From the beginning, she says, she was hooked. "I read all three books in one weekend ... I really enjoy the fact that Stephenie Meyer's character of Edward is a bit more relatable, much more human than typical vampires. They're often aloof and sometimes grotesque. I like that even though he's about 109 years old, he still experiences a lot of the things that young adults and teenagers do."
Jones, also planning to come in costume, was certain about one thing: what she would be doing as of 12:02 a.m. today.
"If everything goes according to plan, I'll get my book, I'll go right home, and read it the entire night. I was hoping I could savour it and let it go for a couple of days, but I don't think I'm going to find the strength for that."

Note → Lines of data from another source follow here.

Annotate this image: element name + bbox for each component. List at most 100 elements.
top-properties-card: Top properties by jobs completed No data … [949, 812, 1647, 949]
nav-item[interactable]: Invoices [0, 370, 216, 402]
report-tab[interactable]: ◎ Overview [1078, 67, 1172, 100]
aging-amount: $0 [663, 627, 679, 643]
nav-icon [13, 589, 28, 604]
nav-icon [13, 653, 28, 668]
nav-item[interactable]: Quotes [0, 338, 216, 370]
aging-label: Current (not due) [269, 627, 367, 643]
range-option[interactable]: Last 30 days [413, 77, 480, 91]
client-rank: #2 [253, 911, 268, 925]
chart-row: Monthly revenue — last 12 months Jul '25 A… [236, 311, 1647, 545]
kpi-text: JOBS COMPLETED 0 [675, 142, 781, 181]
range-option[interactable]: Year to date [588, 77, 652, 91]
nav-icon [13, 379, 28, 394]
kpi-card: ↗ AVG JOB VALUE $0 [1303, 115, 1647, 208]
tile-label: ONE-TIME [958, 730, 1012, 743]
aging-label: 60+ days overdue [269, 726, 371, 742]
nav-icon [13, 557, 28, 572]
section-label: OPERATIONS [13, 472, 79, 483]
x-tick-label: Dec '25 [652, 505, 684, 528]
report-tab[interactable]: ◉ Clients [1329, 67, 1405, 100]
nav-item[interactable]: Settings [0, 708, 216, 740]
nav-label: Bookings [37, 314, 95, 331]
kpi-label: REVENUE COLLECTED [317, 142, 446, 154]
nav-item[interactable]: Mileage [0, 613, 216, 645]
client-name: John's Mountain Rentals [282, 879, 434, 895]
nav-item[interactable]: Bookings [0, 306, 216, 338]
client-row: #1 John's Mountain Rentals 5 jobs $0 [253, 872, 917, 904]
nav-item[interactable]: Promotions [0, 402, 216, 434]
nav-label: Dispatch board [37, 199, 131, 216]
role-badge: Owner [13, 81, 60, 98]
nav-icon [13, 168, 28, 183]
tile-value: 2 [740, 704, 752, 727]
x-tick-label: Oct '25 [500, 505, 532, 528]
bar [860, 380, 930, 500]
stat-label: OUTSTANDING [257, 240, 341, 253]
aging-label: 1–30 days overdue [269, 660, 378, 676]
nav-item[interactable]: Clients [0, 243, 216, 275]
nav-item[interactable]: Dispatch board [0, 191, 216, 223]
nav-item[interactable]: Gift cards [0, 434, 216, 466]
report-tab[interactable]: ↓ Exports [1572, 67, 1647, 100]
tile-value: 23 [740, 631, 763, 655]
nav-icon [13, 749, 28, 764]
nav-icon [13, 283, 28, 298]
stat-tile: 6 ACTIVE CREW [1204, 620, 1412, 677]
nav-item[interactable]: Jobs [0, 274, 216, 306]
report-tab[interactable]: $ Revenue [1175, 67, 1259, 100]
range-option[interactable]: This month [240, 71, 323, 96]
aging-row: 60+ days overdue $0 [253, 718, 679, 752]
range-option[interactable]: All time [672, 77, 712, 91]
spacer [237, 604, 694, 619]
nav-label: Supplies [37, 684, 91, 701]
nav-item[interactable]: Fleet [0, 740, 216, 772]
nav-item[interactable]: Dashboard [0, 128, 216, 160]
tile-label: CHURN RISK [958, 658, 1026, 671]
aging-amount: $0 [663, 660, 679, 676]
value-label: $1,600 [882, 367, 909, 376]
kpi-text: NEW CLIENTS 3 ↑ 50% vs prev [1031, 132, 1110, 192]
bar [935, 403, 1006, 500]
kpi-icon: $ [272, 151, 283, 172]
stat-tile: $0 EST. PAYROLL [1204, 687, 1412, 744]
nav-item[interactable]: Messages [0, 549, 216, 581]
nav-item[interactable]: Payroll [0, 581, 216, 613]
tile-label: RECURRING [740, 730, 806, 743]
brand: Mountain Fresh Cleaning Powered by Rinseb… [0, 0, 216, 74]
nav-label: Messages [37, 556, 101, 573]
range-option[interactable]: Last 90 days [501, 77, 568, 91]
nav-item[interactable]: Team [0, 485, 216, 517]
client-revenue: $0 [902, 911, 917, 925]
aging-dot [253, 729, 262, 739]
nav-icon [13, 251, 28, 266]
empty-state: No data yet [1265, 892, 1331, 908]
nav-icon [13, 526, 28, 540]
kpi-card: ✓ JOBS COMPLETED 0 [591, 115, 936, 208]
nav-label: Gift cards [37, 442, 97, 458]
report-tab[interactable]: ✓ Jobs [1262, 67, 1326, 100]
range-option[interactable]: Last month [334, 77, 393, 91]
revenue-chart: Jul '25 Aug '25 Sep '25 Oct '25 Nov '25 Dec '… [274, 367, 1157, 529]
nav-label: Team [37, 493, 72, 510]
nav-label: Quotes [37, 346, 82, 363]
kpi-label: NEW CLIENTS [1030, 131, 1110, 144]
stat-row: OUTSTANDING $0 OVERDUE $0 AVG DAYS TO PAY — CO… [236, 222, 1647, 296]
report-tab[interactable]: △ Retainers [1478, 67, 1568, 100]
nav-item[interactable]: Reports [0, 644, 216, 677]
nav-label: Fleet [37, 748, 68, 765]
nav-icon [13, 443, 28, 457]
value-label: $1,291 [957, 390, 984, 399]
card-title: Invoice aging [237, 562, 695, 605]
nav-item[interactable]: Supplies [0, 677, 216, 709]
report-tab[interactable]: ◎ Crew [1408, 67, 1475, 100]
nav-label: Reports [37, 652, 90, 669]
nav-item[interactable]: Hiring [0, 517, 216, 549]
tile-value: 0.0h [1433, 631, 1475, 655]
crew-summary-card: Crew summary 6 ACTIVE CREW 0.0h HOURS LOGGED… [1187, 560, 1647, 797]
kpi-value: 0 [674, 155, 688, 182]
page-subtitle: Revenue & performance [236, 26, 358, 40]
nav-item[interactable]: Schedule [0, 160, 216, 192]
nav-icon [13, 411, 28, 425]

TWILIGHT TO BITE INTO LARGER MARKET
Vampire romances for girls are all very well in the world of publishing, but when Hollywood comes calling, niche markets just aren't profitable enough. The film version of Twilight, the first book in Stephenie Meyer's vampire series, cost a rumoured $37 million US. To capture a wider market, the film, directed by gritty-coming-of-age helmer Catherine Hardwicke (Thirteen, Lords of Dogtown), seems to be promising not just murmurings of love, but kick-ass fight scenes too.
The adaptation, due out in mid-December, stars Kristen Stewart as Bella Swan and Harry Potter actor Robert Pattinson (he played nice guy Cedric Diggory) as Edward Cullen. Internet rumours claim 5,000 actors tried out for that role.
Advance trailers show the film to be true to the book's rainy Pacific Northwest setting, but the recent cover of Entertainment Weekly, with an extremely knowing Stewart holding a juicy red apple (nudge, nudge), suggests steamy bedrooms might get as much screen time as dripping forests.
Book publisher Tom Best wishes the film every success, particularly outside the core teen girl market. "Maybe," he says, "there will be a whole re-interest when the movie comes out from boys that may help spark that drive to go back and read these, if only to better understand what the opposite sex is attracted to."